The Ultimate Chai Blog

Question: Are those little bags of chai you dip into hot water actually Chai?

Short Answer: It depends on how you look at the question but the Chai For blog has the complete answer for you. 

Chai "tea bag" being pulled from a steeped cup.

The shortest answer is... kind of. It depends on if you're looking for a traditional chai or not. Let's dive in.

To determine if those "tea bags" constitute is Chai is to understand that the question's answer is partly linguistic. This means the answer somewhat depends on how the word is being used. Many languages of the world speak the word "chai" to simply - and generically - mean "tea." In that sense, then yes this is technically a form of chai if "chai" means tea.

But who are we kidding? Offerings from various companies claim this "tea bag" is chai simply because it has a technically correct blend of the tea and spices that make a traditional cup of chai.

In Store Photo of Loose Leaf Chai Tea Blend

 However, "technically" containing these ingredients does not mean it is an authentic chai in the terms we are speaking: you know,  a traditional cup wit all-natural ingredients such as cardamom, cinnamon, ginger, cloves, and black pepper. The kind of chai that is brewed with milk and sweetened to taste, creating a flavorful and aromatic beverage. 

Authentic chai is made with a very specific black tea - most typically Assam or Darjeeling - and is grown in the states of Assam or Darjeeling, India. This is a specific tea blend with a specific flavor (oh, and is the exact set of ingredients we use to make our chai blends!). Further, it's not just "having" the right spices - but making the right proportion - that create that dynamic, timeless, authentic flavor. 

Furthermore, a truly authentic chai is never just going to be steeped directly in water alone. In India, the most traditional blends could be 50% water and 50% milk - or even 100% milk but it is never 100% water. The provided directions to brew our chai mirror that tradition to help you easily achieve a traditional cup of chai that is brewed in both water and milk.
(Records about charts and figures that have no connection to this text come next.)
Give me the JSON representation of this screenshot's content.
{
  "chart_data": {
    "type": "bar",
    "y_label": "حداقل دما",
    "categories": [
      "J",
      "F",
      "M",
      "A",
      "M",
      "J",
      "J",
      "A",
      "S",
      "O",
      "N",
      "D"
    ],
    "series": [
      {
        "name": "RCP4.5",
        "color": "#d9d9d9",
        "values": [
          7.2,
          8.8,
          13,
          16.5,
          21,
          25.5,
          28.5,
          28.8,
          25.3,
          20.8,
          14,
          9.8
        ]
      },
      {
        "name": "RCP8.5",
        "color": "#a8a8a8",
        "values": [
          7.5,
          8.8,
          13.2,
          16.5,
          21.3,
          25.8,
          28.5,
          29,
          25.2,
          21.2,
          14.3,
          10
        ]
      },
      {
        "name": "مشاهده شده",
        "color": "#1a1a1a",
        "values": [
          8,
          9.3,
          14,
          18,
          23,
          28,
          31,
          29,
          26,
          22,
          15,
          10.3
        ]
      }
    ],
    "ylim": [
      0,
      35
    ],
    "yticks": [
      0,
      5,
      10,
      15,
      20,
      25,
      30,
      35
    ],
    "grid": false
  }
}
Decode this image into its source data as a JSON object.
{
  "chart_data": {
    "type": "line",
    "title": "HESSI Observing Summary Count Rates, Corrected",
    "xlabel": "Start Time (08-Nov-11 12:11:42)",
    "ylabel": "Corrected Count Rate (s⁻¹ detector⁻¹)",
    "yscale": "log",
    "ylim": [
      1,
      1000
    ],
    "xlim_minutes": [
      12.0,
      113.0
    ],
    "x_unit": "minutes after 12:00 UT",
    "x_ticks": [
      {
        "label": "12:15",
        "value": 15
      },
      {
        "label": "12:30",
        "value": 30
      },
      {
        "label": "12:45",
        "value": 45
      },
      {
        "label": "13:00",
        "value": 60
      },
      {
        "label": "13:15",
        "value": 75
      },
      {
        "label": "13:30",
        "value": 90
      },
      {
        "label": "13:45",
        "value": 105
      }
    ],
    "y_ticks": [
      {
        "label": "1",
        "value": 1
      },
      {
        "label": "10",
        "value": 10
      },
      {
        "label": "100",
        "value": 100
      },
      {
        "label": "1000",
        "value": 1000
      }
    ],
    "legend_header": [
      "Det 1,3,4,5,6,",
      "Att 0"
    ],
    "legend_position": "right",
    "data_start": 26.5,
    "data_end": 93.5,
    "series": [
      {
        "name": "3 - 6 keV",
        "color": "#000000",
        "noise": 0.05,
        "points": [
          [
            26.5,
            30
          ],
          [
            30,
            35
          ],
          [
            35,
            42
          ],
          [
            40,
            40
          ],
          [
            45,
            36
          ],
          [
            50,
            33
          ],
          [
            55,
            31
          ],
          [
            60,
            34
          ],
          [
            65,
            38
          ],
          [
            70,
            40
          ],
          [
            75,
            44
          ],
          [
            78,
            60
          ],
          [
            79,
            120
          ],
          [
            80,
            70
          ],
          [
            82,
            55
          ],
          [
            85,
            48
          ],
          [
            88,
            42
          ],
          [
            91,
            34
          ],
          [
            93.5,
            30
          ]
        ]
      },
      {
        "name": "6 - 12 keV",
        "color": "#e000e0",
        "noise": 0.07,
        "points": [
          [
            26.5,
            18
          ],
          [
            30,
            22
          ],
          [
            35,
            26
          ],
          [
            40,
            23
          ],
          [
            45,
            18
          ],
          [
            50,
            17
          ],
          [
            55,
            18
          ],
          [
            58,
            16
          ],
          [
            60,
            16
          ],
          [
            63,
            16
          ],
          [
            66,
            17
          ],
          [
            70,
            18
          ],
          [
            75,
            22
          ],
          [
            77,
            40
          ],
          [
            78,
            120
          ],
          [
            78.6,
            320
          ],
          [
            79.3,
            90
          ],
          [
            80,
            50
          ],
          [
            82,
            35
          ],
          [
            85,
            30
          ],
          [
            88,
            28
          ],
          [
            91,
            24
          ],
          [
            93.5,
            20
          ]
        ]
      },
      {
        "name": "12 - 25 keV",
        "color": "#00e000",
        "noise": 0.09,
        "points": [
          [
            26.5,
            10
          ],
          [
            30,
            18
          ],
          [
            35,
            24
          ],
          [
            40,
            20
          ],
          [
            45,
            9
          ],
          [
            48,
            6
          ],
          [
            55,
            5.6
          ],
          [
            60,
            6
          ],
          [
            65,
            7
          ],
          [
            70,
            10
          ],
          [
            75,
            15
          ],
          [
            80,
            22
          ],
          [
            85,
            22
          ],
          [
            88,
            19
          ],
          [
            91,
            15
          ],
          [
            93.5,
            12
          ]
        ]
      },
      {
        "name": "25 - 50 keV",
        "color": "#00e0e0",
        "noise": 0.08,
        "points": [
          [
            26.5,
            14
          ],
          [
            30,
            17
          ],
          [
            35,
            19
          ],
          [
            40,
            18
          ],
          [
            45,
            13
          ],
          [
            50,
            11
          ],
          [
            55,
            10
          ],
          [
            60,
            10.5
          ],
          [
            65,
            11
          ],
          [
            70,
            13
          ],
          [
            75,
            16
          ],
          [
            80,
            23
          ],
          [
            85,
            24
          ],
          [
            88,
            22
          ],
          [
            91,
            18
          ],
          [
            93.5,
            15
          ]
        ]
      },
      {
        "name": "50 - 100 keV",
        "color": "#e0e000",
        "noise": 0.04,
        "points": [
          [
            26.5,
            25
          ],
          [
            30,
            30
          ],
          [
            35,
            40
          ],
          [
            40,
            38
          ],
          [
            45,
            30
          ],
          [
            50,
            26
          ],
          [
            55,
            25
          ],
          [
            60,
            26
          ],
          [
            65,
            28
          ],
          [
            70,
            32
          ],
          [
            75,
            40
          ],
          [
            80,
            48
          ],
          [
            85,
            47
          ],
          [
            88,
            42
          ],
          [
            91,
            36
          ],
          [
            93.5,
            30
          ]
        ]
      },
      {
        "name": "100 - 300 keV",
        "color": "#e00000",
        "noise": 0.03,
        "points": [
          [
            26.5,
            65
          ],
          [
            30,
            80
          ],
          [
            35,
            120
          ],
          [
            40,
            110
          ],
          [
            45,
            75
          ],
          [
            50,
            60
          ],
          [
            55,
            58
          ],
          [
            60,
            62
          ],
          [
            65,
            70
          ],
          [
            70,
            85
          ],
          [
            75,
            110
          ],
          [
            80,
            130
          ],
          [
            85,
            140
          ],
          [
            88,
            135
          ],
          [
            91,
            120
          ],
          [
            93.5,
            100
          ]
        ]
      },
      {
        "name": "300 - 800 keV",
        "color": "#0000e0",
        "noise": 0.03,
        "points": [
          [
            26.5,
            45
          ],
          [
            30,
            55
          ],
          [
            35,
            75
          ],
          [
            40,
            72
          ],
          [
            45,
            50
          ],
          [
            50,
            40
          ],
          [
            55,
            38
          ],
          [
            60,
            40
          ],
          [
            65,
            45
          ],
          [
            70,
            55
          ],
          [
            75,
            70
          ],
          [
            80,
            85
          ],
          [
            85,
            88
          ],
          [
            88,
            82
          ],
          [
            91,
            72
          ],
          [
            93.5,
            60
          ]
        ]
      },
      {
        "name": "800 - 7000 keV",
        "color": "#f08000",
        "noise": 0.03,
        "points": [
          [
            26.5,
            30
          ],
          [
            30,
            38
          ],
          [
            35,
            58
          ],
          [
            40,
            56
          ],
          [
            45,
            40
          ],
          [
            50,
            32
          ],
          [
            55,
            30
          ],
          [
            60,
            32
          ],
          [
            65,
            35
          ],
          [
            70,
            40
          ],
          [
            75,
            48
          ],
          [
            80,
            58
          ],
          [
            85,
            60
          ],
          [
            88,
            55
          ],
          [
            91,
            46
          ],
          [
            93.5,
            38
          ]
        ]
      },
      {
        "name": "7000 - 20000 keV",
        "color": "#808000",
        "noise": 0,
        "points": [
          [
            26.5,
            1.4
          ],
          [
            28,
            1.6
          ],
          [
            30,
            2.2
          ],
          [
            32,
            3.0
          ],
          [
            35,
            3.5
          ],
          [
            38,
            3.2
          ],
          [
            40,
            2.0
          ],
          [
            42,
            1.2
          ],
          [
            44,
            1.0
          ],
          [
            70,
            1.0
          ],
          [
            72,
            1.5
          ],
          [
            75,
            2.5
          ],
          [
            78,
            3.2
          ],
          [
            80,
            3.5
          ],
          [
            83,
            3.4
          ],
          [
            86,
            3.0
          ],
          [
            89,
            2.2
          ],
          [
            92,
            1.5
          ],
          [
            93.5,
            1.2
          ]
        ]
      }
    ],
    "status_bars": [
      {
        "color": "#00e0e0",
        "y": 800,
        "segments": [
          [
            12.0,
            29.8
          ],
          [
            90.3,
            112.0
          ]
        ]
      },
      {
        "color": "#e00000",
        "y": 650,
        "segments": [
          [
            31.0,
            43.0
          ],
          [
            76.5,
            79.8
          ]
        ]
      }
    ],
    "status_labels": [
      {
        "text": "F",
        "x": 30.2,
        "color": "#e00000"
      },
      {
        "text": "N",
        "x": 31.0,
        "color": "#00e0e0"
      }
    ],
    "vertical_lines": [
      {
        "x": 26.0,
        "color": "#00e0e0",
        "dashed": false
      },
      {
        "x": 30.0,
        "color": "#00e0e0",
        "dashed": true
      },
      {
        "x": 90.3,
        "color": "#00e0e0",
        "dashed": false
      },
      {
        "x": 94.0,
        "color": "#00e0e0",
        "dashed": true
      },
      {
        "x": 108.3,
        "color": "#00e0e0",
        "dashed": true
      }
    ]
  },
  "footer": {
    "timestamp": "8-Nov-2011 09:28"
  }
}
But it's not just the ingredients - its also how the ingredients are actually prepared that make a great chai. With these tea bags, the English (or American, or "Western") style of preparation is to set the tea bag directly inside pre-heated water and wait for it to infuse. The magic of a truly great cup of traditional chai is that the water and the milk are very hot - still simmering or even boiling, while simultaneously activating the tea and spice blend to infuse into a warming cup of delicious chai. 

Check out the color differences between chai steeped in just water and chai steeped in milk and water. Chai brewed in water versus chai brewed in milkLet's hammer this home with a comparison. It's like making authentic tacos. There are thousands of people who buy a shredded cheese blend, add a packet of unseasoned beef, and put it into a hyper-processed "corn" ("airquotes") hard tortilla shell and it might visually resemble a taco, it might vaguely taste like a taco, but it is not at all true to what makes an authentic taco. That is what tea bags of chai are. 

The Bottom Line: Traditional chai is real tea, real spices, brewed together in high heat with a mixture of water and milk (or entirely milk!). So, Chai "tea bags" aren't really traditional chai - even when they might have the correct ingredients.